Monday, March 03, 2008
"In fourteen hundred ninety two
Columbus sailed the ocean blue..."
Thus begins the little rhyme designed to help schoolchildren learn Important Dates in History. Our focus on Columbus as the "discoverer" of America completely ignores the Norsemen who made the same discovery five centuries earlier. And, according to British author Gavin Menzies, it also discounts the Chinese who beat Columbus here by over 70 years.
Ancient maps, pre-Columbian Chinese beads, Native American folklore, and even the upheaval that accompanied a change in Chinese ruling dynasties are all cited to support the "1421 theory" that Menzies proffers in 1421: The Year China Discovered the World his bestselling book.
Of course, for every historian who embraces the idea, there are hordes of scholars who are slavering to debunk it.

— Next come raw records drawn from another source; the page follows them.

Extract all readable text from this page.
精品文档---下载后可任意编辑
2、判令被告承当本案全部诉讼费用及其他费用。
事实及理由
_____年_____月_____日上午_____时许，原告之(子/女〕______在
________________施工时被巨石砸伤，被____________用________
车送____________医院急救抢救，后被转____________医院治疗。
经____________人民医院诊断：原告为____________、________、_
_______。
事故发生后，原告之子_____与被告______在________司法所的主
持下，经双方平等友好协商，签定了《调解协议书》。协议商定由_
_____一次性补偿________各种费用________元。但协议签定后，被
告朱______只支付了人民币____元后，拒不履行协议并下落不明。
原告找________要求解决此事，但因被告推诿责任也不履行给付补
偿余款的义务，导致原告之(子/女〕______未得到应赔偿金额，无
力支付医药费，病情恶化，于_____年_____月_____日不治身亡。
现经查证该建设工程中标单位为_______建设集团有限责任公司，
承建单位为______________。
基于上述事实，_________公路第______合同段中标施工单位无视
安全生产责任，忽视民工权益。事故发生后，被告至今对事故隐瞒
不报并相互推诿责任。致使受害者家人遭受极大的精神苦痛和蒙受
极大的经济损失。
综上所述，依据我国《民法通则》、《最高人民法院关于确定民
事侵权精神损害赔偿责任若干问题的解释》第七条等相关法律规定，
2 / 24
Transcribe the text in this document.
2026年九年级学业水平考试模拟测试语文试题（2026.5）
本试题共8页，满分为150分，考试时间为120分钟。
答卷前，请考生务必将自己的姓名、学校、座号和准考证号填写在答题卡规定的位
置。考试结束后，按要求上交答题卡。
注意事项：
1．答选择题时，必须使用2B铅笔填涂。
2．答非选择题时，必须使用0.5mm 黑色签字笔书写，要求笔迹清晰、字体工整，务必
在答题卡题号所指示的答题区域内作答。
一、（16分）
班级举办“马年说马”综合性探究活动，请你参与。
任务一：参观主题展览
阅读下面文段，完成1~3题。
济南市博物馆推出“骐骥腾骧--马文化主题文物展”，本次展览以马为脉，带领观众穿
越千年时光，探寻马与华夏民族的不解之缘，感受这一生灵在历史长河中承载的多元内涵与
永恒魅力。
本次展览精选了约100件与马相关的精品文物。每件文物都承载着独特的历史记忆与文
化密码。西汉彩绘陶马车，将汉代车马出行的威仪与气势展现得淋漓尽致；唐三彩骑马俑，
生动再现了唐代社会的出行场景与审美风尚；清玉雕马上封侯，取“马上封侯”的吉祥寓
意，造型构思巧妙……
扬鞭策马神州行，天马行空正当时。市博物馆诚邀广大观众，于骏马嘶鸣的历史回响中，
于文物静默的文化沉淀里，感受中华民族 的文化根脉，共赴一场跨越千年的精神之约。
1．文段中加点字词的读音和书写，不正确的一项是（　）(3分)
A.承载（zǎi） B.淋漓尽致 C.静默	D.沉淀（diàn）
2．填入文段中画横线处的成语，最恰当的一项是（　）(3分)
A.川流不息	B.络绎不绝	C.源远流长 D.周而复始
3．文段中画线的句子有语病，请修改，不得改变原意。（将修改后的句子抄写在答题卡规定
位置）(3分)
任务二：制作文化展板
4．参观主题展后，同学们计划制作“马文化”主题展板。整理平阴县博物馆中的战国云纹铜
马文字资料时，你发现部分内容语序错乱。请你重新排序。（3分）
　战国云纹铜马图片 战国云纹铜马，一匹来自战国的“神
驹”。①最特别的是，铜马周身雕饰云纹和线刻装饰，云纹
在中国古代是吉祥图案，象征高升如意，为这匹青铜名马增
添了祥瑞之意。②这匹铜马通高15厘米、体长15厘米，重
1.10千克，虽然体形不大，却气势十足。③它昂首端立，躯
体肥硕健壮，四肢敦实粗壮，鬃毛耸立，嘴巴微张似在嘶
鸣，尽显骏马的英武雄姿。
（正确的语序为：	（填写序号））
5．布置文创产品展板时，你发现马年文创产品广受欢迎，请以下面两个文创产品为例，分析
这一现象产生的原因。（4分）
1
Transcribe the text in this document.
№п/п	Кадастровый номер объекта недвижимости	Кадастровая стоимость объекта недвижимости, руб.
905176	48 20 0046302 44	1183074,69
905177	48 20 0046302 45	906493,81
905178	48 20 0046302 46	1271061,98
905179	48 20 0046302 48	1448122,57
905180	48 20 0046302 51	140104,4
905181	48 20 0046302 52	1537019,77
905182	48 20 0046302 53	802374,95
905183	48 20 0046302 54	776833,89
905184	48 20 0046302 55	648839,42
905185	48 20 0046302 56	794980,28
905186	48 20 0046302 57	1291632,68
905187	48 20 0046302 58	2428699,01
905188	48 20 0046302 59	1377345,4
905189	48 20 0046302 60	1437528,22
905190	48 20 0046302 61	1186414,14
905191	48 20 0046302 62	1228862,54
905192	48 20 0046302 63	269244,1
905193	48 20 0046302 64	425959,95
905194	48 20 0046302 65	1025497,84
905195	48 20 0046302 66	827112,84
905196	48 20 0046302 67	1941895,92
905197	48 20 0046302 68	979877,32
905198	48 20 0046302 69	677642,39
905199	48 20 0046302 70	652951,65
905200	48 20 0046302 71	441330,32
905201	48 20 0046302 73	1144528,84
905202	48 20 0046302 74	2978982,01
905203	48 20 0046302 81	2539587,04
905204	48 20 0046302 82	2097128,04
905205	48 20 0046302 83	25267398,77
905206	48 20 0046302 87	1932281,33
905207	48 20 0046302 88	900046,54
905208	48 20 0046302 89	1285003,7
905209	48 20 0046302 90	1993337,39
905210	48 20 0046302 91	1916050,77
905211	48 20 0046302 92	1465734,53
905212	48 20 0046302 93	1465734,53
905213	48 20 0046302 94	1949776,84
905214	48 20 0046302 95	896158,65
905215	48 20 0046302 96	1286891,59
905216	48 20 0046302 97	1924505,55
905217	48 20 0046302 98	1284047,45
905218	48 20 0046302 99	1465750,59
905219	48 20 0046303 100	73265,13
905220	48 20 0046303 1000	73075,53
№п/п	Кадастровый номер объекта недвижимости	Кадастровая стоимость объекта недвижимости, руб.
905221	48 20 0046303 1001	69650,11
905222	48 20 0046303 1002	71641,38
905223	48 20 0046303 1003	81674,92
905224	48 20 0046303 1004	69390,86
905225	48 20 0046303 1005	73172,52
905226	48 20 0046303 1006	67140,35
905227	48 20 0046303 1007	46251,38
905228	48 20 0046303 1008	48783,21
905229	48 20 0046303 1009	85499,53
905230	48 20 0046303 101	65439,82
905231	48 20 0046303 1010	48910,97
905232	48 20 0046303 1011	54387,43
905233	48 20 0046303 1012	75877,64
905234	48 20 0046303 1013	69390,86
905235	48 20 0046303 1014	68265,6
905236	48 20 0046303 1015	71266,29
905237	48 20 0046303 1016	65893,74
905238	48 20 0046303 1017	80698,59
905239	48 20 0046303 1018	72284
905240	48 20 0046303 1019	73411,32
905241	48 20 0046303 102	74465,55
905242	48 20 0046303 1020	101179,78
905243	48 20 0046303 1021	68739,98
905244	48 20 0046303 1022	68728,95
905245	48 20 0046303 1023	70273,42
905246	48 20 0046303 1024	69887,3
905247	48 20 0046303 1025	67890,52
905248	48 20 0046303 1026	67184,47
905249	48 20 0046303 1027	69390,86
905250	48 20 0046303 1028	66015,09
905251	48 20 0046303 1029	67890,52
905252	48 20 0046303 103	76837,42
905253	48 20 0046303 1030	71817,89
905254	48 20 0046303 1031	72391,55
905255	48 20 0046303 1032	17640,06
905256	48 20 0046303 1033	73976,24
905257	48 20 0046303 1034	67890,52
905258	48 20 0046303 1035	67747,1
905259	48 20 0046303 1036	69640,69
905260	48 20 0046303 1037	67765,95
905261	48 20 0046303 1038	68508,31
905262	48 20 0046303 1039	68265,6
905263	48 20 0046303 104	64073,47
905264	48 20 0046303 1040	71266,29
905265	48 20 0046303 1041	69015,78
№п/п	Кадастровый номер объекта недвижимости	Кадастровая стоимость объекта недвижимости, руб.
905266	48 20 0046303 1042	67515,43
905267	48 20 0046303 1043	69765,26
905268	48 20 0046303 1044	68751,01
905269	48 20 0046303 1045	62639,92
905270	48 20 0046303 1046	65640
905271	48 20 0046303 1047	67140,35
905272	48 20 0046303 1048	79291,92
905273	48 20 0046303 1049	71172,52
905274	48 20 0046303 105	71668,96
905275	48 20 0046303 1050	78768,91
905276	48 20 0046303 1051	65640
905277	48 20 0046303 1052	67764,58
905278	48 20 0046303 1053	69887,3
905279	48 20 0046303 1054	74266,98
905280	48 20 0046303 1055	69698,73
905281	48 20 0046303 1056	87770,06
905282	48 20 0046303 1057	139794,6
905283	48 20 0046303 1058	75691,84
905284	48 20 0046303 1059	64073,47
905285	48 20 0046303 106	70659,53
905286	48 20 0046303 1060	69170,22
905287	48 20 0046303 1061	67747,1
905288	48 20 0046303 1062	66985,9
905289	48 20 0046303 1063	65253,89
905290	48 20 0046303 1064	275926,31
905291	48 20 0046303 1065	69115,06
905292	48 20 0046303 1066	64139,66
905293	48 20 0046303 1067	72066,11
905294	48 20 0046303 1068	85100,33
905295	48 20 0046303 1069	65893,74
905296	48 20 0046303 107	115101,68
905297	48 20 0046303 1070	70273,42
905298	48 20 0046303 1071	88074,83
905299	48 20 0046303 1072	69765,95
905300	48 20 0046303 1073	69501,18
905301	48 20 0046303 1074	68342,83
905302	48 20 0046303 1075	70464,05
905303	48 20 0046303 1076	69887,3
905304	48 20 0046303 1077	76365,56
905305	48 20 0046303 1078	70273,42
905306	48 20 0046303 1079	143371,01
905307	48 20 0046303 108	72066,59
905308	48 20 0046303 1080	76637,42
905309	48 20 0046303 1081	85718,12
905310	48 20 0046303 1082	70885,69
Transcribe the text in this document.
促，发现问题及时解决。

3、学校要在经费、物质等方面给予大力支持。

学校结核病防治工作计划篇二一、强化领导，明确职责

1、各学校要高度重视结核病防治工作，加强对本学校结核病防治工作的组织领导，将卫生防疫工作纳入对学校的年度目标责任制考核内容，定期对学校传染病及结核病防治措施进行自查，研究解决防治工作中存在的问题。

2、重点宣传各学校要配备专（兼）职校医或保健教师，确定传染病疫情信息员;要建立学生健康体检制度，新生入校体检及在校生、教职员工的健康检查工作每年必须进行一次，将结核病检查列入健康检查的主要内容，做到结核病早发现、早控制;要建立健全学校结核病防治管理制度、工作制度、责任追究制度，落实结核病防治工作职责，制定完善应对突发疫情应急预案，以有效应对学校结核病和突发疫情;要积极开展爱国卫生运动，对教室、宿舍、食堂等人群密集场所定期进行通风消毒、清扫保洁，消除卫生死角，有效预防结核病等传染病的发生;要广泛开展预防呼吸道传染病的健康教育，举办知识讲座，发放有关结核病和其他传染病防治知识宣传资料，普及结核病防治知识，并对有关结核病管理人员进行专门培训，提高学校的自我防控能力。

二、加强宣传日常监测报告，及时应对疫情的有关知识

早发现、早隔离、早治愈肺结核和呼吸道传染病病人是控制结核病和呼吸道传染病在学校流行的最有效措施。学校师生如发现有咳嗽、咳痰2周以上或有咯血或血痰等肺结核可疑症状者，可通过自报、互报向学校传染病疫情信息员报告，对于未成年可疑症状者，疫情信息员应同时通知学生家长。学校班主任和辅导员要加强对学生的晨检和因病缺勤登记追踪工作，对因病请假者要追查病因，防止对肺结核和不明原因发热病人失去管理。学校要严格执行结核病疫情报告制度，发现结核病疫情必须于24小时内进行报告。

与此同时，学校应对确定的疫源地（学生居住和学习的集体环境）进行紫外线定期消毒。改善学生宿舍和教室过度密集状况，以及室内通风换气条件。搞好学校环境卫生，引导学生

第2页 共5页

Which just goes to show that no matter how much you think you know, there will always be someone waiting in the wings to prove you wrong. Regardless of one's expertise, regardless of the study, research, blood, sweat, and tears one pours into an endeavor, there will be someone else willing to invest the same amount of effort to show the chinks in the argument's armor.
It's the yin and yang of truth.
No matter what we believe, we can never be 100% SURE. What is true may be absolute. (Whether or not history ever remembers his name, someone commanded a ship that discovered North America and brought it to the attention of the rest of the world.) But that doesn't mean people will ever buy into it and accept it without argument.
Whether or not you subscribe to the 1421 Theory, it's a fascinating undertaking for someone to pour so much time and energy into questioning the veracity of such a historical behemoth. It's the amateur historian David against the Goliath of conventional wisdom. And it reminds us that though we expect the future to surprise us, our past is just as much a cypher.